My heart hurts—I just got off the phone with my sweet, darling mom. I have the same experience every week—I call her because I want to hear her voice, and though her voice starts out strong, by the end of our (very short) call, it is a scared, sad, tearful voice.
I wonder what is happening inside her head and heart. I have some idea…
I think that although mom knows she is talking to me, her older daughter—she loses her grounding almost as soon as we start our conversation. She seems to struggle to make sense of why she is talking to me on the phone, why she hasn’t seen me in soooo long (when it may have been the day before), why she can’t seem to place where she is, or why she’s there.
Mom will turn 83 this November. And for the past five years she has been losing her cognitive abilities. Mom has Alzheimer’s Disease, the most common form of dementia, as did her mother and older sister.
And while I still have mom…I am also losing her—day-by-day, minute-by-minute, second-by-second. It’s heartbreaking for both of us.

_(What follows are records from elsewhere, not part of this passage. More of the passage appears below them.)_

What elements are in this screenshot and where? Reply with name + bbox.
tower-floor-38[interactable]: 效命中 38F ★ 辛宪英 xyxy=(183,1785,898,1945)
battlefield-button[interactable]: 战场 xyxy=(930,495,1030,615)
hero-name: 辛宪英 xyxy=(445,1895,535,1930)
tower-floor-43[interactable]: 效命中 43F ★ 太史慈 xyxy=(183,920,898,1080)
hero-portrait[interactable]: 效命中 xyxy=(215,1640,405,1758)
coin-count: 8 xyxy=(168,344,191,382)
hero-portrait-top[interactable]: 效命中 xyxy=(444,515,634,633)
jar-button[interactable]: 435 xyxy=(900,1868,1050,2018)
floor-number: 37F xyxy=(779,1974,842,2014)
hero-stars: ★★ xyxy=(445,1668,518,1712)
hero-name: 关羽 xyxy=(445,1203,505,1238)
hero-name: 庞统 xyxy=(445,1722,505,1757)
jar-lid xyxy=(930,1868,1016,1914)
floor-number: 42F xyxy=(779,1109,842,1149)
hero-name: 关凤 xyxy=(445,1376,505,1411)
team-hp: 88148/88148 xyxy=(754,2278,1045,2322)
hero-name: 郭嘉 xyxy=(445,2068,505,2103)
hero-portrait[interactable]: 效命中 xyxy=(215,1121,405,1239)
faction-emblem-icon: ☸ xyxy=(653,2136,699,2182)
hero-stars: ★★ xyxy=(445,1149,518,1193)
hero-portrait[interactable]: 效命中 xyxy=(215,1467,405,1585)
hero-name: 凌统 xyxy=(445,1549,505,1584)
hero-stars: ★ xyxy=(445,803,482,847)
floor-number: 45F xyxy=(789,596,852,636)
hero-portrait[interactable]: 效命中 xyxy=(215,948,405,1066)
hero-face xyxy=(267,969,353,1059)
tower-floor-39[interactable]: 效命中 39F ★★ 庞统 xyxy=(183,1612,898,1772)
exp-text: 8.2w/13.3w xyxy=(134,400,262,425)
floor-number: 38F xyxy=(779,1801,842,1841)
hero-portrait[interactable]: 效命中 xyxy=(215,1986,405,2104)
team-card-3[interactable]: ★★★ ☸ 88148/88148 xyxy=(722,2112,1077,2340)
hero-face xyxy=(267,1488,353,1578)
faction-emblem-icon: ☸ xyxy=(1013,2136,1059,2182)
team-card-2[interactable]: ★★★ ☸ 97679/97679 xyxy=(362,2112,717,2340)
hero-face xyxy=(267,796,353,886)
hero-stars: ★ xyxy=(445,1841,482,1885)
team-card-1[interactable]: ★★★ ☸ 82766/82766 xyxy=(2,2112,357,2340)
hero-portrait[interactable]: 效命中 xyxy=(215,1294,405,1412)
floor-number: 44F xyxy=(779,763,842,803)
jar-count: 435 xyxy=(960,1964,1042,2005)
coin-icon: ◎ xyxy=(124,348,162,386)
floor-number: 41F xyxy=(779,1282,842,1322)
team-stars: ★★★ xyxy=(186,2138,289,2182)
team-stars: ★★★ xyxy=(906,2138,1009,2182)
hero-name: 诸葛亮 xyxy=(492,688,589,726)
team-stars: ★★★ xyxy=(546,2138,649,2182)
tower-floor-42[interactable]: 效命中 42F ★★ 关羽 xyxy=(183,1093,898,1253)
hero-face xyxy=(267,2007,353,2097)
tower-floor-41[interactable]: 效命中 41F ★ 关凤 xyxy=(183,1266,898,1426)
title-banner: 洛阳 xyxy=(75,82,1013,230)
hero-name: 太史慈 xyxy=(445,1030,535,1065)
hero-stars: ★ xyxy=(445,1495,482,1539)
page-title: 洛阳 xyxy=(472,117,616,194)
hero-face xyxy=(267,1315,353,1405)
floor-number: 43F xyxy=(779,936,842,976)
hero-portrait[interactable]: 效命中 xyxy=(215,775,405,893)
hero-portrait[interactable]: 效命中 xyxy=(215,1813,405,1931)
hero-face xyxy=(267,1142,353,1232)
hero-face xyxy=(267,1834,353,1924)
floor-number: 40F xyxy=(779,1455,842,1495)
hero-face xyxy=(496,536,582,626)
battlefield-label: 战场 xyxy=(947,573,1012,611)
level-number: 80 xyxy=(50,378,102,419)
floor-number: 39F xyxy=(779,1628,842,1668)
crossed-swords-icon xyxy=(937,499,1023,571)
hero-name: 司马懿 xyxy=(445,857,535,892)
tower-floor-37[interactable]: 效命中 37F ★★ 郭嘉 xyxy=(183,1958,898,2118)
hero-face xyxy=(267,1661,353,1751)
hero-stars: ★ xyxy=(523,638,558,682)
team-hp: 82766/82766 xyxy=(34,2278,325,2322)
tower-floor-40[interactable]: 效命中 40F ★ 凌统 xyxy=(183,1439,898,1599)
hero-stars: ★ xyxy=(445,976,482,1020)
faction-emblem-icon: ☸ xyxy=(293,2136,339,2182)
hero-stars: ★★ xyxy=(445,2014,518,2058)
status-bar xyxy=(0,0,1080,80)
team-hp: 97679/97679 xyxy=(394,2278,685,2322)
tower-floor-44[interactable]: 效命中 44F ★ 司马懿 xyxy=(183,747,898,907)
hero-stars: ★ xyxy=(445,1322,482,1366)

I love this woman with all of my heart and soul. For more than fifty years she has been there for me every single step of the way. This is my beautiful, smart mom with a Master’s Degree, who was a New York City schoolteacher for thirty years. The woman who was liberated way before her time, and didn’t hang out much in the kitchen because she had more “interesting” ways she wanted to spend her time.
This is the woman who taught me to be strong and independent by example—and to always stand up for what I believe to be right and true.
This is the woman who has been an amazing wife to my dad for fifty-seven years, mother to my sister and me, and grandma to her five grandkids.
But now she has lost her footing. When we speak, although she knows the love we have for each other is fierce, she’s not always sure exactly why or how we are connected. When she comes to my house, she sometimes asks if she has ever been there before (hundreds of times)!
And so here I sit trying to make sense of the loss of my mom—for though she may be sitting in front of me, or on the other end of the phone line, she is lost, I am lost, and the world we once knew, is lost.
And though it’s not a physical death, it is a death of the world that was—the world that I have known for more than fifty years.